Dallas-based teams have now won five percent of the championships available to the metro area’s teams2. Like The Athletic pointed out earlier in the week, 13 metropolitan areas in the U.S. have at least one team in all four major men's sports leagues (MLB, NBA, NFL, NHL), Dallas being one of them. The Rangers helped end one of the longer droughts among those cities.
I’m sure if you ask Dallas area fans which of their teams they’d most want to see win a championship next it would be the Cowboys, a team that despite being self-designated America’s Team, has represented mediocrity since its last Super Bowl victory in 1995.
The torch of futility has now been passed to the Minnesota Vikings who are the oldest active MLB/NBA/NFL/NHL franchise to have never won a championship. The city of Minneapolis resides at the bottom of the ToE table, as well, with the Twin’s World Series ring in 1991 being the last title the city saw.
As I documented in a previous post about the topic the methodology and assumptions I employed to arrive at this metric is as follows:
I looked at the metropolitan areas where championships were won in the four North American men's professional sports leagues -- the NFL, MLB, NBA and NHL.
I arbitrarily used 1991 as the starting point because that was the year I was born.
I'm defining teams' markets as the metropolitan areas in which their fans are typically found. For example, I'm lumping all of Wisconsin's major professional sports teams into the greater Milwaukee area because the Green Bay Packers, who play their home games two hours north at Lambeau Field, called Milwaukee home for a portion of their games through the 1990s and are effectively the entire state of Wisconsin's team. Similarly, the Golden State Warriors, who won multiple NBA titles while based in Oakland, Calif., would be considered part of the San Francisco Bay Area.
The New York Giants and New York Jets are included as New York City teams, despite the fact both teams play in New Jersey. The NHL's New Jersey Devils are the lone Jersey team in this analysis.

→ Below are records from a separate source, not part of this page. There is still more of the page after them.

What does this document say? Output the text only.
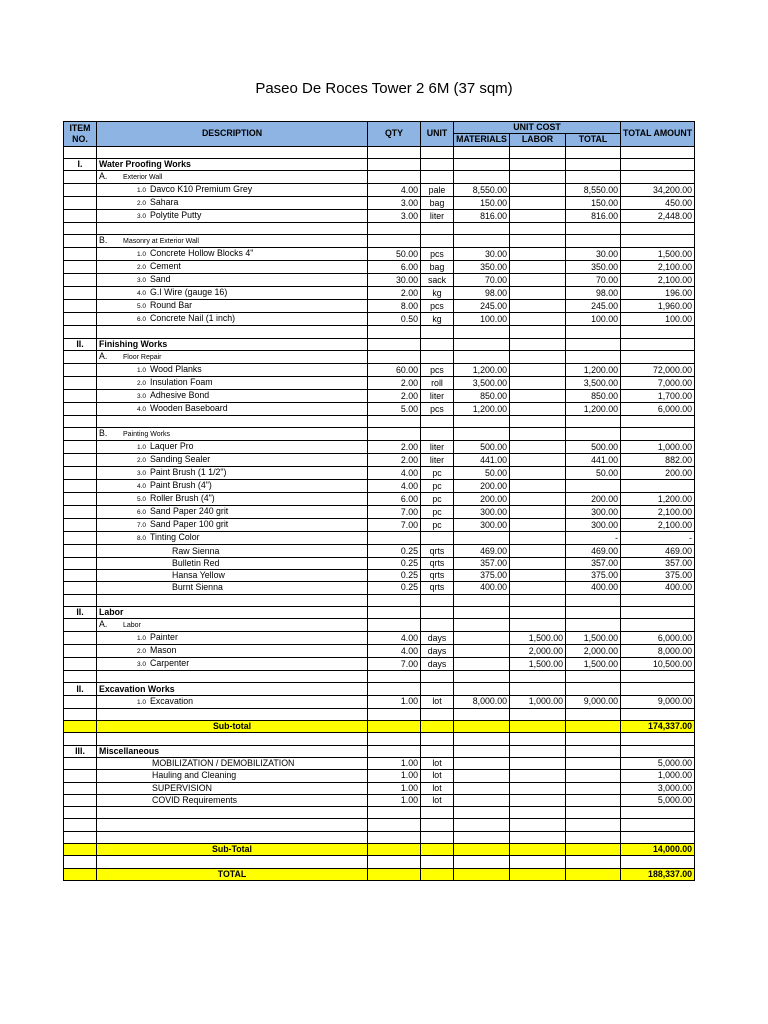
Paseo De Roces Tower 2 6M (37 sqm)
ITEM
NO.	DESCRIPTION	QTY	UNIT	UNIT COST			TOTAL AMOUNT
				MATERIALS	LABOR	TOTAL	

I.	Water Proofing Works						
	A. Exterior Wall						
	1.0 Davco K10 Premium Grey	4.00	pale	8,550.00		8,550.00	34,200.00
	2.0 Sahara	3.00	bag	150.00		150.00	450.00
	3.0 Polytite Putty	3.00	liter	816.00		816.00	2,448.00

	B. Masonry at Exterior Wall						
	1.0 Concrete Hollow Blocks 4"	50.00	pcs	30.00		30.00	1,500.00
	2.0 Cement	6.00	bag	350.00		350.00	2,100.00
	3.0 Sand	30.00	sack	70.00		70.00	2,100.00
	4.0 G.I Wire (gauge 16)	2.00	kg	98.00		98.00	196.00
	5.0 Round Bar	8.00	pcs	245.00		245.00	1,960.00
	6.0 Concrete Nail (1 inch)	0.50	kg	100.00		100.00	100.00

II.	Finishing Works						
	A. Floor Repair						
	1.0 Wood Planks	60.00	pcs	1,200.00		1,200.00	72,000.00
	2.0 Insulation Foam	2.00	roll	3,500.00		3,500.00	7,000.00
	3.0 Adhesive Bond	2.00	liter	850.00		850.00	1,700.00
	4.0 Wooden Baseboard	5.00	pcs	1,200.00		1,200.00	6,000.00

	B. Painting Works						
	1.0 Laquer Pro	2.00	liter	500.00		500.00	1,000.00
	2.0 Sanding Sealer	2.00	liter	441.00		441.00	882.00
	3.0 Paint Brush (1 1/2")	4.00	pc	50.00		50.00	200.00
	4.0 Paint Brush (4")	4.00	pc	200.00			
	5.0 Roller Brush (4")	6.00	pc	200.00		200.00	1,200.00
	6.0 Sand Paper 240 grit	7.00	pc	300.00		300.00	2,100.00
	7.0 Sand Paper 100 grit	7.00	pc	300.00		300.00	2,100.00
	8.0 Tinting Color					-	-
	Raw Sienna	0.25	qrts	469.00		469.00	469.00
	Bulletin Red	0.25	qrts	357.00		357.00	357.00
	Hansa Yellow	0.25	qrts	375.00		375.00	375.00
	Burnt Sienna	0.25	qrts	400.00		400.00	400.00

II.	Labor						
	A. Labor						
	1.0 Painter	4.00	days		1,500.00	1,500.00	6,000.00
	2.0 Mason	4.00	days		2,000.00	2,000.00	8,000.00
	3.0 Carpenter	7.00	days		1,500.00	1,500.00	10,500.00

II.	Excavation Works						
	1.0 Excavation	1.00	lot	8,000.00	1,000.00	9,000.00	9,000.00

	Sub-total						174,337.00

III.	Miscellaneous						
	MOBILIZATION / DEMOBILIZATION	1.00	lot				5,000.00
	Hauling and Cleaning	1.00	lot				1,000.00
	SUPERVISION	1.00	lot				3,000.00
	COVID Requirements	1.00	lot				5,000.00

	Sub-Total						14,000.00

	TOTAL						188,337.00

An important call out is we are assuming every team in a league has an equal chance of winning a championship each season, a fact we know isn't true in practice. Those chances vary across different sports as well. The NBA, for example, is much more deterministic than a sport like hockey -- hockey is inherently random given the units of success (goals) don't happen very often, unlike in basketball where 100+ points scored is the norm in an NBA game.